Victoria Plum halves losses in wake of trademark dispute

Bathroom specialist Victoria Plum has halved its pre-tax losses in a year which saw the company win a High Court battle against a rival over trademark infringements.

In the year to the end of February 2017, the Hessle-based firm saw its loss on ordinary activities before tax narrow to £6.2m from £12.4m the year before.

Turnover slumped 18% to £57.6m from £70.6m but the company said that post year end the group has seen positive year on year revenue growth and a return to profitability.

In the six months to October 2017, the company says it has seen consistent and growing double-digit sales growth on a like-for-like basis, and positive EBITDA, saying the return to growth follows a period of “consolidation and recovery”.

The group has also been boosted by an £11m investment from shareholders to grow the business.

In its latest filings at Companies House, Victoria Plum directors said that the “unlawful actions” of rival Victorian Plumbing, who were found to have paid to advertise in search engine results for the Victoria Plum brand name, had a “material impact” on the firm over a long period of time.

The court passed judgement in favour of the Yorkshire-based retailer in November 2016, and Victoria Plum is now seeking damages from its rival.

Merseyside-based Victorian Plumbing however was also successful in a counterclaim against the firm for passing off, which would mean that Victoria Plum is forced to pay out a sum.
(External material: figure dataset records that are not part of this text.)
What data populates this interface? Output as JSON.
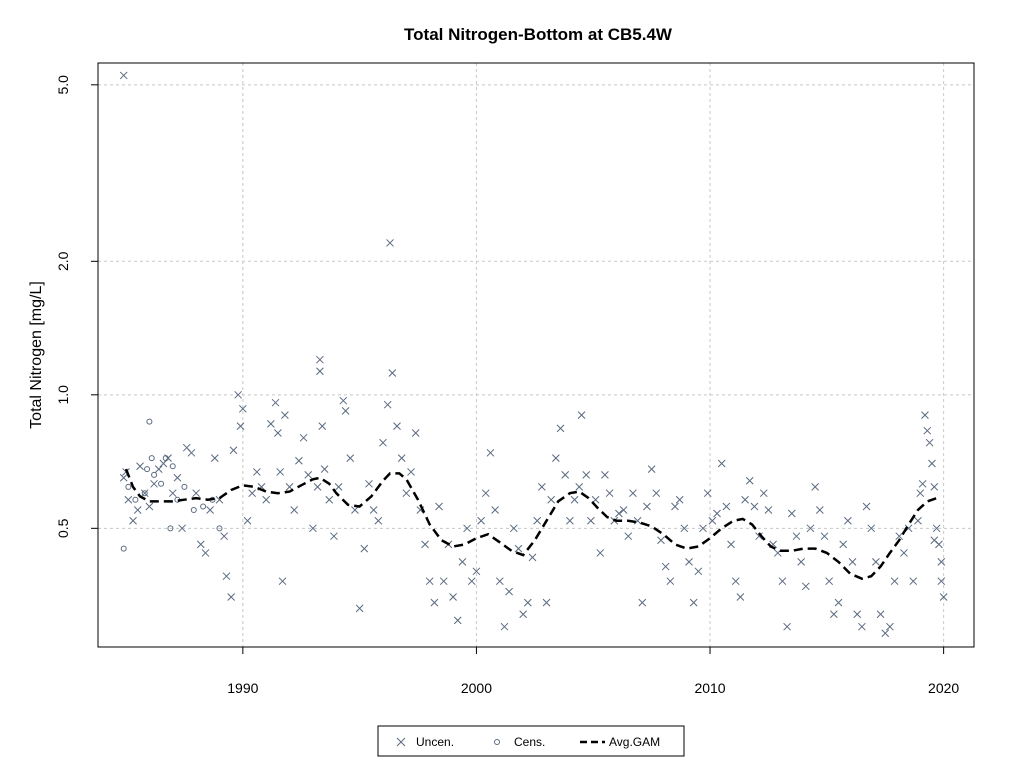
{
  "chart_data": {
    "type": "scatter",
    "title": "Total Nitrogen-Bottom at CB5.4W",
    "xlabel": "",
    "ylabel": "Total Nitrogen [mg/L]",
    "y_scale": "log",
    "xlim": [
      1983.8,
      2021.3
    ],
    "ylim": [
      0.27,
      5.6
    ],
    "x_ticks": [
      1990,
      2000,
      2010,
      2020
    ],
    "x_tick_labels": [
      "1990",
      "2000",
      "2010",
      "2020"
    ],
    "y_ticks": [
      0.5,
      1.0,
      2.0,
      5.0
    ],
    "y_tick_labels": [
      "0.5",
      "1.0",
      "2.0",
      "5.0"
    ],
    "grid": true,
    "legend_position": "bottom",
    "colors": {
      "points": "#5a6a80",
      "line": "#000000",
      "grid": "#c8c8c8"
    },
    "series": [
      {
        "name": "Uncen.",
        "marker": "x",
        "points": [
          [
            1984.9,
            5.25
          ],
          [
            1984.9,
            0.65
          ],
          [
            1985.0,
            0.67
          ],
          [
            1985.1,
            0.58
          ],
          [
            1985.3,
            0.52
          ],
          [
            1985.5,
            0.55
          ],
          [
            1985.6,
            0.69
          ],
          [
            1985.8,
            0.6
          ],
          [
            1986.0,
            0.56
          ],
          [
            1986.2,
            0.63
          ],
          [
            1986.4,
            0.68
          ],
          [
            1986.6,
            0.7
          ],
          [
            1986.8,
            0.72
          ],
          [
            1987.0,
            0.6
          ],
          [
            1987.2,
            0.65
          ],
          [
            1987.4,
            0.5
          ],
          [
            1987.6,
            0.76
          ],
          [
            1987.8,
            0.74
          ],
          [
            1988.0,
            0.6
          ],
          [
            1988.2,
            0.46
          ],
          [
            1988.4,
            0.44
          ],
          [
            1988.6,
            0.55
          ],
          [
            1988.8,
            0.72
          ],
          [
            1989.0,
            0.58
          ],
          [
            1989.2,
            0.48
          ],
          [
            1989.3,
            0.39
          ],
          [
            1989.5,
            0.35
          ],
          [
            1989.6,
            0.75
          ],
          [
            1989.8,
            1.0
          ],
          [
            1989.9,
            0.85
          ],
          [
            1990.0,
            0.93
          ],
          [
            1990.2,
            0.52
          ],
          [
            1990.4,
            0.6
          ],
          [
            1990.6,
            0.67
          ],
          [
            1990.8,
            0.62
          ],
          [
            1991.0,
            0.58
          ],
          [
            1991.2,
            0.86
          ],
          [
            1991.4,
            0.96
          ],
          [
            1991.5,
            0.82
          ],
          [
            1991.6,
            0.67
          ],
          [
            1991.7,
            0.38
          ],
          [
            1991.8,
            0.9
          ],
          [
            1992.0,
            0.62
          ],
          [
            1992.2,
            0.55
          ],
          [
            1992.4,
            0.71
          ],
          [
            1992.6,
            0.8
          ],
          [
            1992.8,
            0.66
          ],
          [
            1993.0,
            0.5
          ],
          [
            1993.2,
            0.62
          ],
          [
            1993.3,
            1.2
          ],
          [
            1993.3,
            1.13
          ],
          [
            1993.4,
            0.85
          ],
          [
            1993.5,
            0.68
          ],
          [
            1993.7,
            0.58
          ],
          [
            1993.9,
            0.48
          ],
          [
            1994.1,
            0.62
          ],
          [
            1994.3,
            0.97
          ],
          [
            1994.4,
            0.92
          ],
          [
            1994.6,
            0.72
          ],
          [
            1994.8,
            0.55
          ],
          [
            1995.0,
            0.33
          ],
          [
            1995.2,
            0.45
          ],
          [
            1995.4,
            0.63
          ],
          [
            1995.6,
            0.55
          ],
          [
            1995.8,
            0.52
          ],
          [
            1996.0,
            0.78
          ],
          [
            1996.2,
            0.95
          ],
          [
            1996.3,
            2.2
          ],
          [
            1996.4,
            1.12
          ],
          [
            1996.6,
            0.85
          ],
          [
            1996.8,
            0.72
          ],
          [
            1997.0,
            0.6
          ],
          [
            1997.2,
            0.67
          ],
          [
            1997.4,
            0.82
          ],
          [
            1997.6,
            0.55
          ],
          [
            1997.8,
            0.46
          ],
          [
            1998.0,
            0.38
          ],
          [
            1998.2,
            0.34
          ],
          [
            1998.4,
            0.56
          ],
          [
            1998.6,
            0.38
          ],
          [
            1998.8,
            0.46
          ],
          [
            1999.0,
            0.35
          ],
          [
            1999.2,
            0.31
          ],
          [
            1999.4,
            0.42
          ],
          [
            1999.6,
            0.5
          ],
          [
            1999.8,
            0.38
          ],
          [
            2000.0,
            0.4
          ],
          [
            2000.2,
            0.52
          ],
          [
            2000.4,
            0.6
          ],
          [
            2000.6,
            0.74
          ],
          [
            2000.8,
            0.55
          ],
          [
            2001.0,
            0.38
          ],
          [
            2001.2,
            0.3
          ],
          [
            2001.4,
            0.36
          ],
          [
            2001.6,
            0.5
          ],
          [
            2001.8,
            0.45
          ],
          [
            2002.0,
            0.32
          ],
          [
            2002.2,
            0.34
          ],
          [
            2002.4,
            0.43
          ],
          [
            2002.6,
            0.52
          ],
          [
            2002.8,
            0.62
          ],
          [
            2003.0,
            0.34
          ],
          [
            2003.2,
            0.58
          ],
          [
            2003.4,
            0.72
          ],
          [
            2003.6,
            0.84
          ],
          [
            2003.8,
            0.66
          ],
          [
            2004.0,
            0.52
          ],
          [
            2004.2,
            0.58
          ],
          [
            2004.4,
            0.62
          ],
          [
            2004.5,
            0.9
          ],
          [
            2004.7,
            0.66
          ],
          [
            2004.9,
            0.52
          ],
          [
            2005.1,
            0.58
          ],
          [
            2005.3,
            0.44
          ],
          [
            2005.5,
            0.66
          ],
          [
            2005.7,
            0.6
          ],
          [
            2005.9,
            0.52
          ],
          [
            2006.1,
            0.54
          ],
          [
            2006.3,
            0.55
          ],
          [
            2006.5,
            0.48
          ],
          [
            2006.7,
            0.6
          ],
          [
            2006.9,
            0.52
          ],
          [
            2007.1,
            0.34
          ],
          [
            2007.3,
            0.56
          ],
          [
            2007.5,
            0.68
          ],
          [
            2007.7,
            0.6
          ],
          [
            2007.9,
            0.47
          ],
          [
            2008.1,
            0.41
          ],
          [
            2008.3,
            0.38
          ],
          [
            2008.5,
            0.56
          ],
          [
            2008.7,
            0.58
          ],
          [
            2008.9,
            0.5
          ],
          [
            2009.1,
            0.42
          ],
          [
            2009.3,
            0.34
          ],
          [
            2009.5,
            0.4
          ],
          [
            2009.7,
            0.5
          ],
          [
            2009.9,
            0.6
          ],
          [
            2010.1,
            0.52
          ],
          [
            2010.3,
            0.54
          ],
          [
            2010.5,
            0.7
          ],
          [
            2010.7,
            0.56
          ],
          [
            2010.9,
            0.46
          ],
          [
            2011.1,
            0.38
          ],
          [
            2011.3,
            0.35
          ],
          [
            2011.5,
            0.58
          ],
          [
            2011.7,
            0.64
          ],
          [
            2011.9,
            0.56
          ],
          [
            2012.1,
            0.48
          ],
          [
            2012.3,
            0.6
          ],
          [
            2012.5,
            0.55
          ],
          [
            2012.7,
            0.46
          ],
          [
            2012.9,
            0.44
          ],
          [
            2013.1,
            0.38
          ],
          [
            2013.3,
            0.3
          ],
          [
            2013.5,
            0.54
          ],
          [
            2013.7,
            0.48
          ],
          [
            2013.9,
            0.42
          ],
          [
            2014.1,
            0.37
          ],
          [
            2014.3,
            0.5
          ],
          [
            2014.5,
            0.62
          ],
          [
            2014.7,
            0.55
          ],
          [
            2014.9,
            0.48
          ],
          [
            2015.1,
            0.38
          ],
          [
            2015.3,
            0.32
          ],
          [
            2015.5,
            0.34
          ],
          [
            2015.7,
            0.46
          ],
          [
            2015.9,
            0.52
          ],
          [
            2016.1,
            0.42
          ],
          [
            2016.3,
            0.32
          ],
          [
            2016.5,
            0.3
          ],
          [
            2016.7,
            0.56
          ],
          [
            2016.9,
            0.5
          ],
          [
            2017.1,
            0.42
          ],
          [
            2017.3,
            0.32
          ],
          [
            2017.5,
            0.29
          ],
          [
            2017.7,
            0.3
          ],
          [
            2017.9,
            0.38
          ],
          [
            2018.1,
            0.48
          ],
          [
            2018.3,
            0.44
          ],
          [
            2018.5,
            0.5
          ],
          [
            2018.7,
            0.38
          ],
          [
            2018.9,
            0.52
          ],
          [
            2019.0,
            0.6
          ],
          [
            2019.1,
            0.63
          ],
          [
            2019.2,
            0.9
          ],
          [
            2019.3,
            0.83
          ],
          [
            2019.4,
            0.78
          ],
          [
            2019.5,
            0.7
          ],
          [
            2019.6,
            0.62
          ],
          [
            2019.7,
            0.5
          ],
          [
            2019.8,
            0.46
          ],
          [
            2019.9,
            0.38
          ],
          [
            2020.0,
            0.35
          ],
          [
            2019.9,
            0.42
          ],
          [
            2019.6,
            0.47
          ]
        ]
      },
      {
        "name": "Cens.",
        "marker": "o",
        "points": [
          [
            1984.9,
            0.45
          ],
          [
            1985.1,
            0.62
          ],
          [
            1985.4,
            0.58
          ],
          [
            1985.8,
            0.6
          ],
          [
            1986.0,
            0.87
          ],
          [
            1986.1,
            0.72
          ],
          [
            1986.2,
            0.66
          ],
          [
            1986.5,
            0.63
          ],
          [
            1986.9,
            0.5
          ],
          [
            1987.2,
            0.58
          ],
          [
            1987.5,
            0.62
          ],
          [
            1987.9,
            0.55
          ],
          [
            1988.3,
            0.56
          ],
          [
            1988.7,
            0.58
          ],
          [
            1989.0,
            0.5
          ],
          [
            1986.7,
            0.72
          ],
          [
            1987.0,
            0.69
          ],
          [
            1985.9,
            0.68
          ]
        ]
      },
      {
        "name": "Avg.GAM",
        "marker": "line",
        "points": [
          [
            1985.0,
            0.68
          ],
          [
            1985.3,
            0.62
          ],
          [
            1985.6,
            0.59
          ],
          [
            1986.0,
            0.575
          ],
          [
            1986.5,
            0.575
          ],
          [
            1987.0,
            0.575
          ],
          [
            1987.5,
            0.58
          ],
          [
            1988.0,
            0.585
          ],
          [
            1988.5,
            0.58
          ],
          [
            1989.0,
            0.585
          ],
          [
            1989.5,
            0.61
          ],
          [
            1990.0,
            0.625
          ],
          [
            1990.5,
            0.62
          ],
          [
            1991.0,
            0.605
          ],
          [
            1991.5,
            0.6
          ],
          [
            1992.0,
            0.605
          ],
          [
            1992.5,
            0.625
          ],
          [
            1993.0,
            0.645
          ],
          [
            1993.3,
            0.65
          ],
          [
            1993.7,
            0.63
          ],
          [
            1994.0,
            0.6
          ],
          [
            1994.5,
            0.565
          ],
          [
            1995.0,
            0.56
          ],
          [
            1995.5,
            0.59
          ],
          [
            1996.0,
            0.64
          ],
          [
            1996.3,
            0.665
          ],
          [
            1996.7,
            0.665
          ],
          [
            1997.0,
            0.645
          ],
          [
            1997.5,
            0.58
          ],
          [
            1998.0,
            0.51
          ],
          [
            1998.5,
            0.47
          ],
          [
            1999.0,
            0.455
          ],
          [
            1999.5,
            0.46
          ],
          [
            2000.0,
            0.475
          ],
          [
            2000.5,
            0.485
          ],
          [
            2001.0,
            0.465
          ],
          [
            2001.5,
            0.445
          ],
          [
            2002.0,
            0.435
          ],
          [
            2002.5,
            0.47
          ],
          [
            2003.0,
            0.52
          ],
          [
            2003.5,
            0.575
          ],
          [
            2004.0,
            0.6
          ],
          [
            2004.4,
            0.605
          ],
          [
            2004.8,
            0.585
          ],
          [
            2005.2,
            0.555
          ],
          [
            2005.6,
            0.53
          ],
          [
            2006.0,
            0.52
          ],
          [
            2006.5,
            0.52
          ],
          [
            2007.0,
            0.515
          ],
          [
            2007.5,
            0.505
          ],
          [
            2008.0,
            0.485
          ],
          [
            2008.5,
            0.46
          ],
          [
            2009.0,
            0.45
          ],
          [
            2009.5,
            0.455
          ],
          [
            2010.0,
            0.475
          ],
          [
            2010.5,
            0.5
          ],
          [
            2011.0,
            0.52
          ],
          [
            2011.4,
            0.525
          ],
          [
            2011.8,
            0.51
          ],
          [
            2012.2,
            0.48
          ],
          [
            2012.6,
            0.455
          ],
          [
            2013.0,
            0.445
          ],
          [
            2013.5,
            0.445
          ],
          [
            2014.0,
            0.45
          ],
          [
            2014.5,
            0.45
          ],
          [
            2015.0,
            0.44
          ],
          [
            2015.5,
            0.42
          ],
          [
            2016.0,
            0.395
          ],
          [
            2016.5,
            0.385
          ],
          [
            2016.9,
            0.39
          ],
          [
            2017.3,
            0.41
          ],
          [
            2017.7,
            0.44
          ],
          [
            2018.1,
            0.47
          ],
          [
            2018.5,
            0.51
          ],
          [
            2018.9,
            0.55
          ],
          [
            2019.3,
            0.575
          ],
          [
            2019.7,
            0.585
          ]
        ]
      }
    ]
  },
  "legend": {
    "items": [
      {
        "label": "Uncen.",
        "symbol": "×"
      },
      {
        "label": "Cens.",
        "symbol": "○"
      },
      {
        "label": "Avg.GAM",
        "symbol": "line"
      }
    ]
  }
}
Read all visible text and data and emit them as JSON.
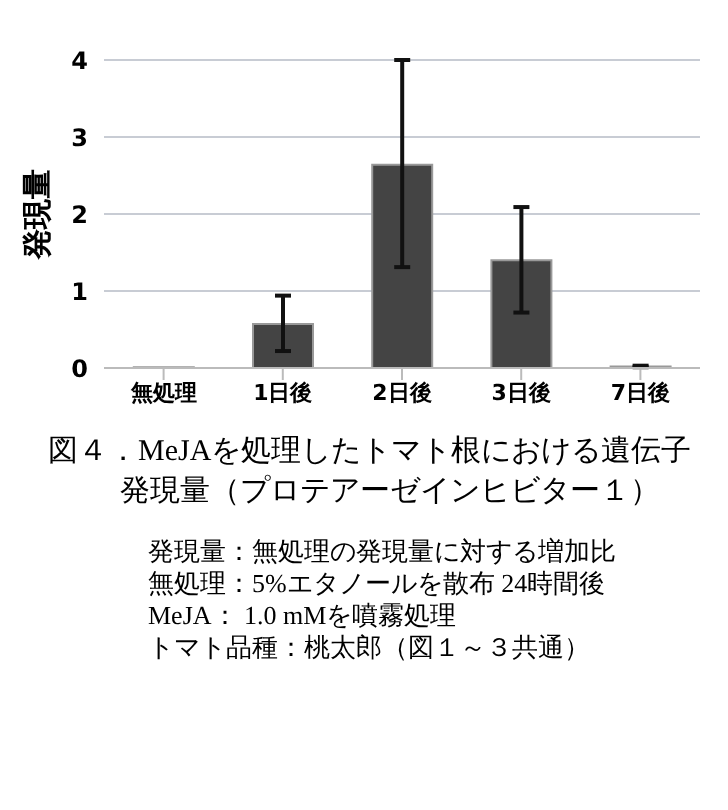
{
  "chart_data": {
    "type": "bar",
    "title": "図４．MeJAを処理したトマト根における遺伝子発現量（プロテアーゼインヒビター１）",
    "ylabel": "発現量",
    "categories": [
      "無処理",
      "1日後",
      "2日後",
      "3日後",
      "7日後"
    ],
    "values": [
      0.01,
      0.57,
      2.64,
      1.4,
      0.02
    ],
    "errors": [
      null,
      [
        0.22,
        0.94
      ],
      [
        1.31,
        4.0
      ],
      [
        0.72,
        2.09
      ],
      [
        0.01,
        0.03
      ]
    ],
    "color": "#444444",
    "ylim": [
      0,
      4
    ],
    "yticks": [
      0,
      1,
      2,
      3,
      4
    ],
    "grid": "y",
    "annotations": [
      "発現量：無処理の発現量に対する増加比",
      "無処理：5%エタノールを散布 24時間後",
      "MeJA： 1.0 mMを噴霧処理",
      "トマト品種：桃太郎（図１～３共通）"
    ]
  }
}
However, in its latest filing at Companies House, Victoria Plum said: “This may result in a damages payment from us to offset our award but it is anticipated that any offset will be relatively modest.”

Meanwhile Victoria Plum said that significant improvements that have been made to the infrastructure of the business have now created the “foundations for sustainable growth and return to profitability.”

The company, which employs 240 staff, signed a £200m deal to sell a majority stake in the business to US private equity firm TPG in 2014.